In onderstaand overzicht is het verloop van de totale salarislasten (zowel vast als inhuur) opgenomen.

Verloop salarislasten meerjarig (x € 1.000)

Werkelijk

Werkelijk

Budget

Werkelijk

Saldo

2018

2019

2020

2020

2020

Vast

19.417

21.009

24.637

22.253

2.384

Inhuur

5.696

6.101

2.445

4.856

-2.411

Totaal

25.113

27.110

27.082

27.109

-27

 
Op het totaal is in 2020 sprake van een geringe overschrijding van 27K (0,1% op het totaal) waar in 2019 nog sprake was van € 1 miljoen tekort. De nieuwe manier van sturen op arbeidskosten heeft hier zeker aan bijgedragen.

De stijging van de totale kosten vanaf 2018 is een gevolg van cao-ontwikkelingen (1,2 miljoen)  en uitbreiding van formatie bij Werk en Re-integratie/Participatie. De daling bij inhuur komt voort uit omzetting van tijdelijke contracten in vaste dienst en afname van het aantal externen. Vacatureruimte op het vaste budget wordt aangewend voor tijdelijke inhuur, bij de jaarrekening is daardoor altijd sprake van een verschuiving in de besteding.
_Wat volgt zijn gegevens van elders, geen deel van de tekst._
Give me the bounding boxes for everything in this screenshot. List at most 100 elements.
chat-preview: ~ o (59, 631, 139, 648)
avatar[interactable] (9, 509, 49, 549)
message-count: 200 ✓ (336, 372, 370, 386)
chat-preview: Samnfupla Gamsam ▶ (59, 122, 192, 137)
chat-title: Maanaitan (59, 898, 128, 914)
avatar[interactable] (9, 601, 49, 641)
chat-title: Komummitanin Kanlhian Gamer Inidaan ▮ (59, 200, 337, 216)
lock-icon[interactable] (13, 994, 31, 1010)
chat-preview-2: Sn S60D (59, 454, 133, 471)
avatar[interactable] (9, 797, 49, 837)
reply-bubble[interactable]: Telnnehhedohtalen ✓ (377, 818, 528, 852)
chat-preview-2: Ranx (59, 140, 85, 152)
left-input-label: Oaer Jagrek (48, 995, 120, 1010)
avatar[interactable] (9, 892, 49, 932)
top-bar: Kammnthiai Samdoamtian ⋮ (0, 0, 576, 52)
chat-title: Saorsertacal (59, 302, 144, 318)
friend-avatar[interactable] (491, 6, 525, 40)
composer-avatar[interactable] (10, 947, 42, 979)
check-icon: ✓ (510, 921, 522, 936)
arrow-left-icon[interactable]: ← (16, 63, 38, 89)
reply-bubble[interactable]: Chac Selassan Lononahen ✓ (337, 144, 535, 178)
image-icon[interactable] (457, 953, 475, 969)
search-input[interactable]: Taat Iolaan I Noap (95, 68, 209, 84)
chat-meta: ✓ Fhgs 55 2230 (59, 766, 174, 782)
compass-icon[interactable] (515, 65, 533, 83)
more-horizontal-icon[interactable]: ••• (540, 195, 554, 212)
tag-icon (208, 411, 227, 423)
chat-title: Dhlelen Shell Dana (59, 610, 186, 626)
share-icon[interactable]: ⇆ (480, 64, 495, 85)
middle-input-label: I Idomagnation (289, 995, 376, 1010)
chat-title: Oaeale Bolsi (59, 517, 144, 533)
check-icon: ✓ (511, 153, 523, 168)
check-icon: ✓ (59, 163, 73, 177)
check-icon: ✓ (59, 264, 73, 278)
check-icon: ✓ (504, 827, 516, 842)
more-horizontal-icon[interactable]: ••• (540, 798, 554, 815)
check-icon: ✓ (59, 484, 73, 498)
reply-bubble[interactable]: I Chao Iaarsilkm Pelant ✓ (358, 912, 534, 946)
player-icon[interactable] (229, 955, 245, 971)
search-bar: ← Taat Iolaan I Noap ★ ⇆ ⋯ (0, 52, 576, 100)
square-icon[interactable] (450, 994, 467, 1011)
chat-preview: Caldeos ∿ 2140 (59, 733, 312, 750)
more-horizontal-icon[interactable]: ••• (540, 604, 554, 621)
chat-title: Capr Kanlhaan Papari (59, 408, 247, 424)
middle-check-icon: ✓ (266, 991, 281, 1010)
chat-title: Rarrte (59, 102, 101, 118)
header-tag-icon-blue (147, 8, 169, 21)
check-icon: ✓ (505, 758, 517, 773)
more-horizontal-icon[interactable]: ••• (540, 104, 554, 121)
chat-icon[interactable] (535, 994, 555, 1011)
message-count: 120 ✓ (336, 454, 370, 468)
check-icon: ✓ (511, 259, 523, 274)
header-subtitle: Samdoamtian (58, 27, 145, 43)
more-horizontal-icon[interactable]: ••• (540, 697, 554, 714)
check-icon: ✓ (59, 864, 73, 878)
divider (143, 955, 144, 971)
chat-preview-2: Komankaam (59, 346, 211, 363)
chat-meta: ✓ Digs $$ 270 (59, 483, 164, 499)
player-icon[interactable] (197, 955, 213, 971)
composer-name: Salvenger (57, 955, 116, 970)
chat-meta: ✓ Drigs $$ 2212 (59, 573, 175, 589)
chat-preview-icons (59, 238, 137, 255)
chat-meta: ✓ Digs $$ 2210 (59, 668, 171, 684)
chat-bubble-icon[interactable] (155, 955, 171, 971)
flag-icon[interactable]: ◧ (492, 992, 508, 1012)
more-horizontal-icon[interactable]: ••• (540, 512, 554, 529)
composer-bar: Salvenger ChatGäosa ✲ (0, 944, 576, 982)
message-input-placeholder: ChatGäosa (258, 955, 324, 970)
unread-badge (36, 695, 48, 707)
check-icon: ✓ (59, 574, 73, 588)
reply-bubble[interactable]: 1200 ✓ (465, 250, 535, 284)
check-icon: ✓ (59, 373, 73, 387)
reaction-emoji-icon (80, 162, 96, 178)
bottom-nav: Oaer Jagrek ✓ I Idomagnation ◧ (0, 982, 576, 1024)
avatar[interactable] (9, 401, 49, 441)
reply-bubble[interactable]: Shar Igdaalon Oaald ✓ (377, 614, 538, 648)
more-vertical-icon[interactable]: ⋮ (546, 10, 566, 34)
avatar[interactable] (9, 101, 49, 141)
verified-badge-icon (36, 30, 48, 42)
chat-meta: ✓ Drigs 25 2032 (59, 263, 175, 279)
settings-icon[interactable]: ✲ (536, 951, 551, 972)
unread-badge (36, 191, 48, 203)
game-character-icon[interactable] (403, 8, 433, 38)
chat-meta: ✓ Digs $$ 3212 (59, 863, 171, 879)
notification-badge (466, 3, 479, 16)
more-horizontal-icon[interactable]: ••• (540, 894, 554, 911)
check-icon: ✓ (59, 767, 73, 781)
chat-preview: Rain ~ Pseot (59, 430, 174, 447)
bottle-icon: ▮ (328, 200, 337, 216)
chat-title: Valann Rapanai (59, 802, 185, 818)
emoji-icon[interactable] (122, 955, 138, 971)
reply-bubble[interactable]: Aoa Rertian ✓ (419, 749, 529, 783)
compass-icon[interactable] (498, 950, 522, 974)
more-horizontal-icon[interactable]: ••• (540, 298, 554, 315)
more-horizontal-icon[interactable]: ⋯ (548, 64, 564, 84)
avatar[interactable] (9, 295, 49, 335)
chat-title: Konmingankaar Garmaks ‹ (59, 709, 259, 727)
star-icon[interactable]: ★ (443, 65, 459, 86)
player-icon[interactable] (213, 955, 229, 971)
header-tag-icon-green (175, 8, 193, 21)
Met sturen op arbeidskosten wordt nog meer integraal bekeken waar eventueel (vacature)ruimte is en waar de noodzaak van inhuur het grootst is. Bovenstaande salarislasten (vast en inhuur) zijn verspreid over alle programma's. Door die integrale afweging ontstaan er daardoor ook verschuivingen in besteding tussen programma's. Die verschuiving over de programma's ziet er als volgt uit:

Verdeling over programma's

Budget

Werkelijk

Saldo

2020

2020

2020

Pr 1 Economische ontwikkeling

3.670

3.599

71

Pr 2 Welzijn

6.539

6.531

8

Pr 3 Gebiedsontwikkeling

5.851

6.142

-291

Pr 4 Duurzaamheid

1.844

1.733

111

Pr 5 Veiligheid

3.050

3.185

-135

Pr 6 Financien

1.081

0

1.081

Pr 7 Overhead

5.484

5.919

-435

Algemene taakstelling (5%)

-437

0

-437

Totaal

27.082

27.109

-27

Onder programma 6 is een bedrag van ruim € 1 miljoen opgenomen. Dit betreft een zogenaamde stelpost voor cao-ontwikkelingen. Tot en met 2020 werden deze posten centraal geraamd, de besteding van die cao-verhoging is onderdeel van de salarislasten bij de programma's, vanaf 2021 wordt er binnen de verschillende programma's al rekening gehouden met dergelijke cao-ontwikkelingen. Daarnaast was er in 2020 nog sprake van een taakstelling op de formatie die nog niet in alle gevallen concreet was vertaald naar programma's. Deze is daardoor als een 'korting' op het totale formatiebudget opgenomen. Om die reden is in deze gevallen geen sprake van werkelijke uitgaven. Bovenstaande afwijkingen zijn onderdeel van het 'resultaat' per programma zoals dat bij de afzonderlijke programma's in de staatjes onder 'wat heeft het gekost?' is opgenomen.

Gezondheid en vitaliteit

Juist dit verslagjaar hadden we gezondheid en vitaliteit hoog op de agenda. We gaven al eerder aan dat met name de mentale gezondheid ons zorgen baarde. Medewerkers werden zwaar belast door thuiswerken, soms in isolement en soms in combinatie met zorgtaken. Wij willen graag dat iedere medewerker goed in zijn vel zit en daardoor het werk goed en gezond kan doen. Nu en in de toekomst en juist ook in deze bijzondere periode van Corona. Om stil te staan bij de vraag: hoe gezond en vitaal ben ik eigenlijk? Kan mijn leefstijl hier iets aan verbeteren?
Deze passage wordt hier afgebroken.